New contributions were made to the understanding of both high-energy cosmic rays arriving at Earth and the effects of the space environment on the surfaces of materials placed in low Earth orbit. He later used this practical experience and contacts within NASA to develop programs for students to design and build space flight hardware on their own initiative. The portfolio of programs promulgated by Space Grant conceived and implemented by four Space Grant directors (including the nominee) is called ""Design, Build, Fly, Analyze."" The MSFC-sponsored and managed program, University Student Launch Initiative (USLI), was brought into the portfolio using the Space Grant network and has achieved great success across the country. In 2013, 57 students from 36 college/universities in 26 states participated in the competition. Students follow a flight program through a typical NASA mission profile, making trade-offs and decisions themselves but with the presence of expert advisors. Students from this club have made presentations at national meetings across the U.S. Projects are constrained by cost, time, and operational safety. This portfolio of programs includes small balloon-borne instruments (BalloonSats), the NASA/NRL-sponsored CanSat competition, picosatellites such as CubeSats, and others that now extend to thousands of students in all 50 states. An exemplar for how this is done is the Space Hardware Club at UAH, initiated and supported by the nominee in 2002. John assisted in establishing the NASA Academy in 1994. Since then the program expanded to include robotics and propulsion and has provided intensive research experiences to hundreds of students, many of whom decide on careers with NASA.

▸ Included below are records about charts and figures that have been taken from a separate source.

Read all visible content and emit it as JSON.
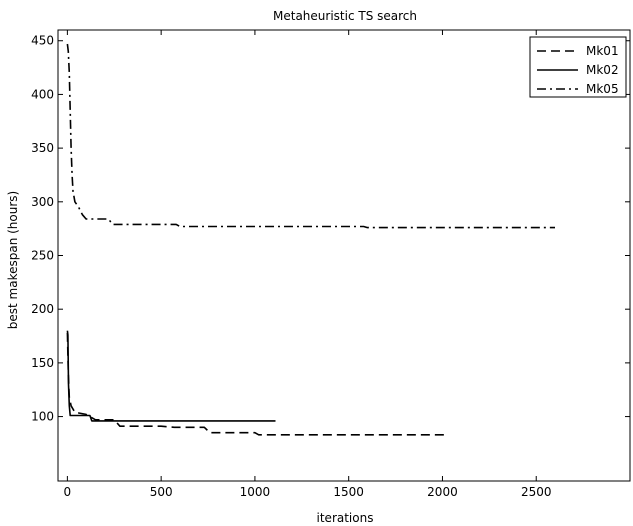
{
  "chart_data": {
    "type": "line",
    "title": "Metaheuristic TS search",
    "xlabel": "iterations",
    "ylabel": "best makespan (hours)",
    "xlim": [
      -50,
      3000
    ],
    "ylim": [
      40,
      460
    ],
    "xticks": [
      0,
      500,
      1000,
      1500,
      2000,
      2500
    ],
    "yticks": [
      100,
      150,
      200,
      250,
      300,
      350,
      400,
      450
    ],
    "grid": false,
    "legend_position": "top-right",
    "series": [
      {
        "name": "Mk01",
        "style": "dashed",
        "color": "#000000",
        "points": [
          [
            0,
            178
          ],
          [
            5,
            140
          ],
          [
            10,
            118
          ],
          [
            20,
            110
          ],
          [
            40,
            104
          ],
          [
            100,
            102
          ],
          [
            150,
            97
          ],
          [
            250,
            97
          ],
          [
            280,
            91
          ],
          [
            500,
            91
          ],
          [
            570,
            90
          ],
          [
            730,
            90
          ],
          [
            760,
            85
          ],
          [
            1000,
            85
          ],
          [
            1020,
            83
          ],
          [
            2030,
            83
          ]
        ]
      },
      {
        "name": "Mk02",
        "style": "solid",
        "color": "#000000",
        "points": [
          [
            0,
            180
          ],
          [
            3,
            176
          ],
          [
            6,
            130
          ],
          [
            10,
            110
          ],
          [
            15,
            101
          ],
          [
            120,
            101
          ],
          [
            130,
            96
          ],
          [
            1110,
            96
          ]
        ]
      },
      {
        "name": "Mk05",
        "style": "dashdot",
        "color": "#000000",
        "points": [
          [
            0,
            447
          ],
          [
            5,
            440
          ],
          [
            10,
            420
          ],
          [
            15,
            385
          ],
          [
            20,
            350
          ],
          [
            25,
            325
          ],
          [
            30,
            310
          ],
          [
            40,
            300
          ],
          [
            60,
            295
          ],
          [
            80,
            288
          ],
          [
            100,
            284
          ],
          [
            220,
            284
          ],
          [
            240,
            279
          ],
          [
            580,
            279
          ],
          [
            600,
            277
          ],
          [
            1580,
            277
          ],
          [
            1600,
            276
          ],
          [
            2600,
            276
          ]
        ]
      }
    ]
  }
}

John has shown sustained and exceptional leadership in integrating research and education in space science and engineering over several decades at UAH. For the past 22 years he has directed the NASA Alabama Space Grant Consortium that includes all research universities in the state plus several community colleges and the NASA Alabama Experimental Program to Stimulate Competitive Research, leading these to national prominence. For 7 years, he has held leadership positions in the National Space Grant program as Chairman of the National Council of Directors and of the National Space Grant Alliance, using those forums to develop novel programs for students to build and fly space hardware. He materially assisted the MSFC Education staff develop key programs such as the NASA Academy and USLI, bringing these to national prominence as well.
John has used his research experience, enthusiasm for space research and education, connections across NASA and leadership in the national Space Grant organization to bring inspirational educational experiences to students across Alabama and the U.S. He has had an indelible impact on NASA's educational and research success and is deemed worthy of this distinguished award."